One construction worker, who said his life would be in danger if he was identified, claimed the attack was organized by shop stewards with the support of some contractors. He said one contractor offered his men cash bonuses to join the fray.

"These are people I know well," he said. "They were nice, quiet guys until Friday. But I had to drag one fellow away from attacking several women. They became storm troopers." On Broadway, a burly workman slugged a booing young girl in the jaw, knocking her into the gutter. A gray-haired man in a three-piece business suit rushed forward to shake his hand. At the corner of Wall and William streets, a group of workmen trapped 24-year-old Alan Waldman, a demonstrator holding his hand in a V for peace sign, after a group of businessmen blocked his path to escape.

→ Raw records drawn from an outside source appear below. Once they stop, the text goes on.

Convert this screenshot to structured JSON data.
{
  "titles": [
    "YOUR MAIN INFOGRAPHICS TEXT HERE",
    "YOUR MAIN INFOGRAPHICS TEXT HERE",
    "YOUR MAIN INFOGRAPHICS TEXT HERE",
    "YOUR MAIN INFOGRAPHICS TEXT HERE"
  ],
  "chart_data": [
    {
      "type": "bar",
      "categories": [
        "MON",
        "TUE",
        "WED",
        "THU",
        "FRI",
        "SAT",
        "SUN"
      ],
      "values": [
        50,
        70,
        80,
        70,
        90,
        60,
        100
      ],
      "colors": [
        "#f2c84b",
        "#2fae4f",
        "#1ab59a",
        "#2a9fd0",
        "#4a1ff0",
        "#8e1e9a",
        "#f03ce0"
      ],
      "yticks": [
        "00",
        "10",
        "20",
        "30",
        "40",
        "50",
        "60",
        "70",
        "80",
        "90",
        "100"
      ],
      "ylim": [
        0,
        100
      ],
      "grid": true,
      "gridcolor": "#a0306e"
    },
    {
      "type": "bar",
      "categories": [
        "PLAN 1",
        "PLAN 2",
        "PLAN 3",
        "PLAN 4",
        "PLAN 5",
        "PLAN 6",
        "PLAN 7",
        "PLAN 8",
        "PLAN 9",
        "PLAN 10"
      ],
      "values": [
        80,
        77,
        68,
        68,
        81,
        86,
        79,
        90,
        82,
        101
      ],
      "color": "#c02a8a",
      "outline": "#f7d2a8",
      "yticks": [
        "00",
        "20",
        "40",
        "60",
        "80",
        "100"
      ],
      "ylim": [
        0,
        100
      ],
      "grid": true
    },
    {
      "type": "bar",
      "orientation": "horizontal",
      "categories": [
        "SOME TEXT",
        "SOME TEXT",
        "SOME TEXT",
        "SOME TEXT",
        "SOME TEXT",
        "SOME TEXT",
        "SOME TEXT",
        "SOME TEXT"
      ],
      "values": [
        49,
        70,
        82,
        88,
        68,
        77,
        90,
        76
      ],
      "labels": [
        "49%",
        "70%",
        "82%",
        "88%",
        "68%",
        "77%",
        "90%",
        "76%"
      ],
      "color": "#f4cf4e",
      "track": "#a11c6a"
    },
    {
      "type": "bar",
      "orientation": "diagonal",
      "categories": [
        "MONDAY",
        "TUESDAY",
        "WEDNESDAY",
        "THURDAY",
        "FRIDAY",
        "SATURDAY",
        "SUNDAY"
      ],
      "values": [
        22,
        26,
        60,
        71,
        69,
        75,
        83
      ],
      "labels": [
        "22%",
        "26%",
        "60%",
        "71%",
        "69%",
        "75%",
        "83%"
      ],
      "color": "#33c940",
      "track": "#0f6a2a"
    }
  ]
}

Michael Belknap, a 29-year-old lawyer with Sullivan & Cromwell, said he was knocked down and stomped by workers when he tried to help a bleeding youth. "Someone yelled, 'He's a Commie bastard, we ought to kill him,' and they ran over me," he says. "My back is covered with bootmarks."

Despite the scope of the violence only six arrests were made on Friday. Three men were charged with harassment, one with disorderly conduct and two with assault. Mayor Lindsay ordered full investigation and disciplinary action, and the New York Civil Liberties Union charged that "police stood around passively and, in some isntances, joined in the assaults."

"These hippies are getting what they deserve," said John Halloran, one of the construction workers, while the melee was still going on. As he talked a co-worker standing with him yelled, "Damn straight," and punched a young man in a business suit who said he disagreed.

Said George Tangel, a 35-year-old construction worker with an American flag decal on his hard hat: "I'm doing this because my brother got wounded in Vietnam, and I think this will help our boys over there by pulling this country together."